Salt Long-Slit Spectroscopy Of Luminous Obscured Quasars: An Upper Limit On The Size Of The Narrow-Line Region?, Kevin N. Hainline, Ryan Hickox, Jenny E. Greene, Adam D. Myers, Nadia L. Zakamska
Salt Long-Slit Spectroscopy Of Luminous Obscured Quasars: An Upper Limit On The Size Of The Narrow-Line Region?, Kevin N. Hainline, Ryan Hickox, Jenny E. Greene, Adam D. Myers, Nadia L. Zakamska
Dartmouth Scholarship
We present spatially resolved long-slit spectroscopy from the Southern African Large Telescope (SALT) to examine the spatial extent of the narrow-line regions (NLRs) of a sample of 8 luminous obscured quasars at 0.10 < z < 0.43. Our results are consistent with an observed shallow slope in the relationship between NLR size and L_[OIII], which has been interpreted to indicate that NLR size is limited by the density and ionization state of the NLR gas rather than the availability of ionizing photons.
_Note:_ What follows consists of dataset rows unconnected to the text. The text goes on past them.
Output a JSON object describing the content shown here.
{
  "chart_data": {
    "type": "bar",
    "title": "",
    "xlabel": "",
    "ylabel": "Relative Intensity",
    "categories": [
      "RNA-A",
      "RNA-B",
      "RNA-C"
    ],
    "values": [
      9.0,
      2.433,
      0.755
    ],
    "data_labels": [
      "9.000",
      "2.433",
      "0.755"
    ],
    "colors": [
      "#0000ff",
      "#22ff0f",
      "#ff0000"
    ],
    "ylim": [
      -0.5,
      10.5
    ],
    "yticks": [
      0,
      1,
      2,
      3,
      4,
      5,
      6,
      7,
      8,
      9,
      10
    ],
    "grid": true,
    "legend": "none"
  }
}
We also explore how the NLR size scales with a more direct measure of instantaneous AGN power using mid-IR photometry from WISE, which probes warm to hot dust near the central black hole and so, unlike [OIII], does not depend on the properties of the NLR. Using our results as well as samples from the literature, we obtain a power-law relationship between NLR size and L_8micron that is significantly steeper than that observed for NLR size and L_[OIII]. We find that the size of the NLR goes approximately as L^(1/2)_8micron, as expected from the simple scenario of constant-density clouds illuminated by a central ionizing source. We further see tentative evidence for a flattening of the relationship between NLR size and L_8micron at the high luminosity end, and propose that we are seeing a limiting NLR size of 10 - 20 kpc, beyond which the availability of gas to ionize becomes too low. We find that L_[OIII] ~ L_8micron^(1.4), consistent with a picture in which the L_[OIII] is dependent on the volume of the NLR. These results indicate that high-luminosity quasars have a strong effect in ionizing the available gas in a galaxy.